KRMG In-Depth: Professors from OU Schusterman Center hold webinar on events in Israel

TULSA — Three professors from the University of Oklahoma Schusterman Center for Judaic and Israel Studies held a webinar Wednesday to discuss the ongoing crisis in Israel, and to provide some perspective on the complex history and politics of the embattled country.

[Hear the KRMG In-Depth Report on the webinar regarding the terror attacks in Israel HERE]

Professor Alan Levenson is Director of the Schusterman Center at OU, and he pointed out some similarities between the recent terror attacks, and the Yom Kippur War of 1973, which he said “was also a surprise attack on Israel on a major holiday, and also a terrible failure of Israeli intelligence and security.”

That’s where the similarities end, he said.

“That was an actual war in 1973, with armies squaring off against each other,” Levenson explained. “The Hamas attack is an act of well-orchestrated terrorism.”

Professor Rhona Seidelman clarified that “these terrorists did not come to conquer territory, or to neutralize a military base. They came to massacre Jews. They came to rape Jews, to torture them, to terrorize them, to pillage their homes, to physically and psychologically devastate their communities.”

She believes it’s important to use correct terminology to describe what has happened.

“This was the brutal slaughter of a civilian population,” Seidelman said. “The words you need to use are massacre and pogrom - ‘an organized massacre of a helpless population.’”

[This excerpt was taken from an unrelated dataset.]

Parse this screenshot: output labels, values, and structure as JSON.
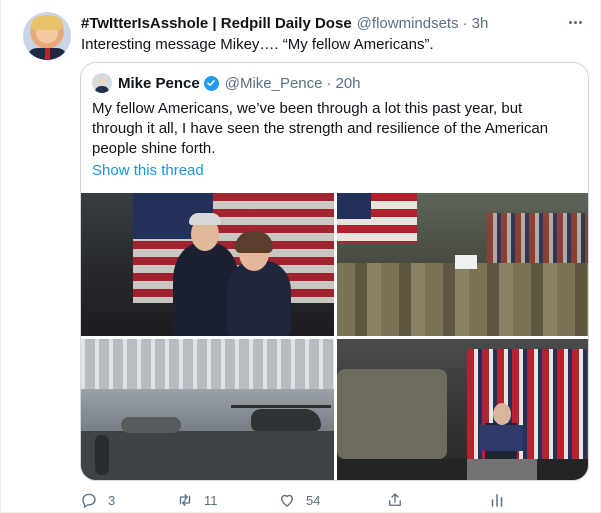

Professor Hadas Cohen, a visiting fellow from the Israel Institute, gave an example of that psychological impact, recounting what she’s seeing on her social media.

“My son is not two years old, and I’m a member of several Facebook groups of mothers. So the question that mothers are posting is ‘how would I keep my baby quiet if this happened to us?’” Cohen said, audibly becoming upset as she spoke. “What mother in the world should be asking this kind of question?”

During the hour-long webinar, it was explained that Hamas does not represent all Palestinians, and is in fact at war with other factions, including the Palestinian Authority.

And while the webinar was essentially a one-sided affair, Levenson explained that all three participants actually oppose Israeli settlements in the occupied territories - which does not include Gaza, where Hamas is based and from where most of the attacks were launched on Saturday.

“All three of us on this panel oppose the Israeli occupation of the West Bank,” he said, “and support a Palestinian autonomy, a Palestinian state.”

But they also all know people who died in the recent attacks.